The Insurance Regulatory and Development Authority (IRDA) has cleared a hike in health insurance rates for policies issued by New India Assurance, country’s largest non-life insurer. The new rates are on an average 20% higher than the old ones which were in force from 2007 and will come into effect from next month.
The rate hike could trigger similar revisions among other state-owned non-life insurers since New India Assurance, being the largest, sets the benchmark for rates.
New India Assurance has said that their rates have not been revised since 2007. The revision in premium rates will result in an average increase of around 20% but it will vary from segment to segment.

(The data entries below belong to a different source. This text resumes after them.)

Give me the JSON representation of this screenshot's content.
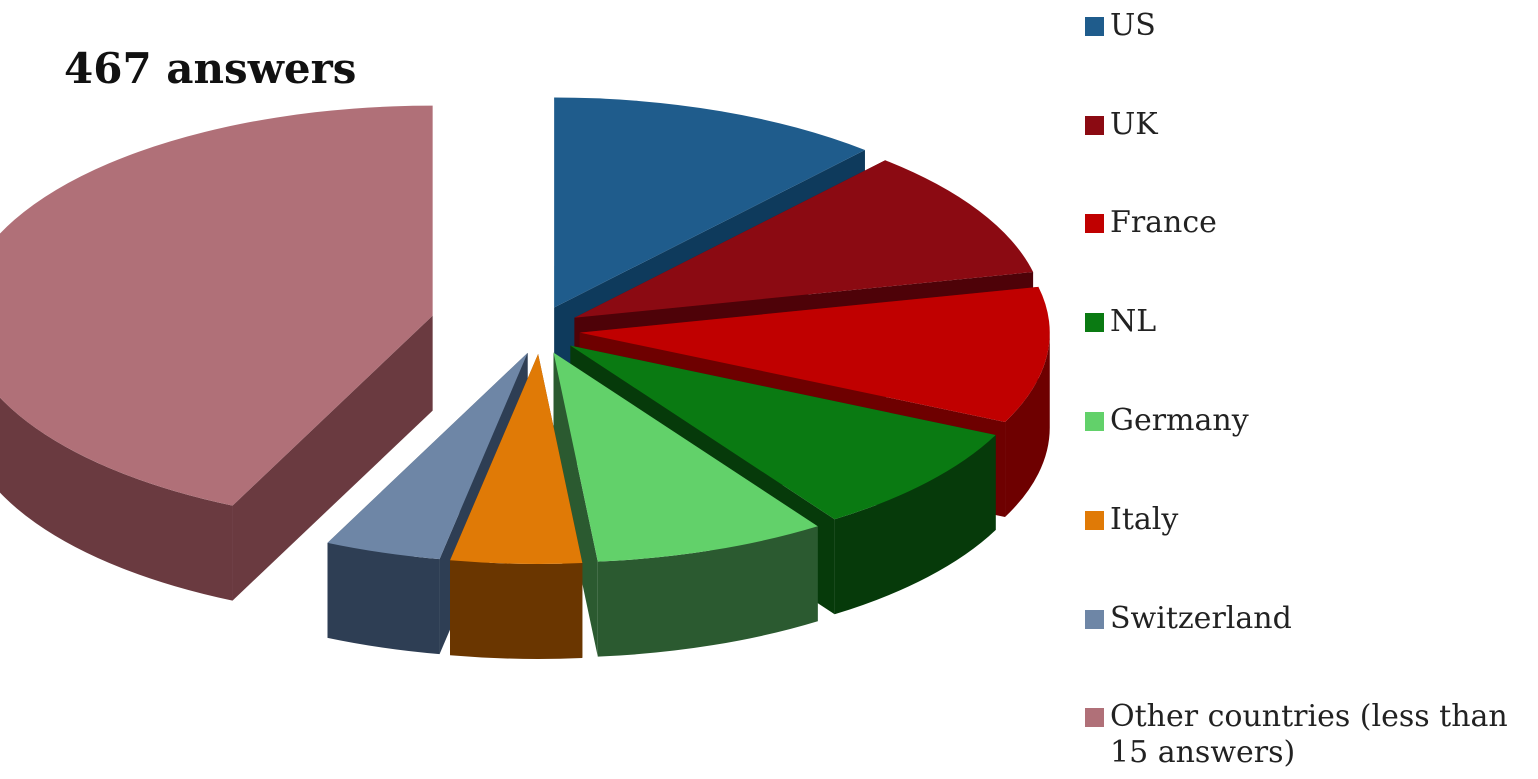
{
  "title": "467 answers",
  "chart_data": {
    "type": "pie",
    "title": "467 answers",
    "legend_position": "right",
    "categories": [
      "US",
      "UK",
      "France",
      "NL",
      "Germany",
      "Italy",
      "Switzerland",
      "Other countries (less than 15 answers)"
    ],
    "values": [
      11.5,
      10,
      10.5,
      8.5,
      8,
      4.5,
      4,
      43
    ],
    "colors": [
      "#1F5C8C",
      "#8B0A12",
      "#C00000",
      "#0A7A12",
      "#62D16A",
      "#E07A06",
      "#6E86A6",
      "#B07078"
    ],
    "side_colors": [
      "#0E3A5C",
      "#4E0208",
      "#6E0000",
      "#063A0A",
      "#2B5A30",
      "#6A3600",
      "#2E3E54",
      "#6A3A40"
    ]
  }
}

For renewal policies, the new rates will take a bit longer to be applicable as the insurer will have to provide a three-month notice.
At present, for an individual aged up to 35 years in Mumbai, the cost of a 5 lakh health insurance cover is Rs 5,410, which goes up to Rs 6,078 after factoring in service tax. The cost could go up to Rs 7,300 after the hike. But this would vary according to the individual’s health profile and location. Premium varies with location because of variation in cost of treatment.
Insurers have been complaining that losses in health insurance have been over 120%. Besides raising rates, the state-owned non-life insurance companies are trying to reduce losses in health insurance by floating their own Third Party Administrator (TPA) – a separate entity that will manage the health insurance business and network with hospitals.
The in-house TPA for PSU general insurers would be operational by first January 2014.
This common TPA concept was mooted last September, and is expected to have National Insurance, New India Assurance, Oriental Insurance, United India Insurance and General Insurance Corporation of India (GIC Re) as stakeholders.
The companies are putting in IT mechanism and recruiting personnel for the new entity.
The common TPA has been proposed to prohibit large scale leakages while settling insurance claims in the health segment. It is expected to speed up the claim settlement process as well as claims ratio of insurance companies.
This move is also expected to reduce costs for these insurance players, who pay a commission of approximately 6% of premiums to TPAs to settle claims.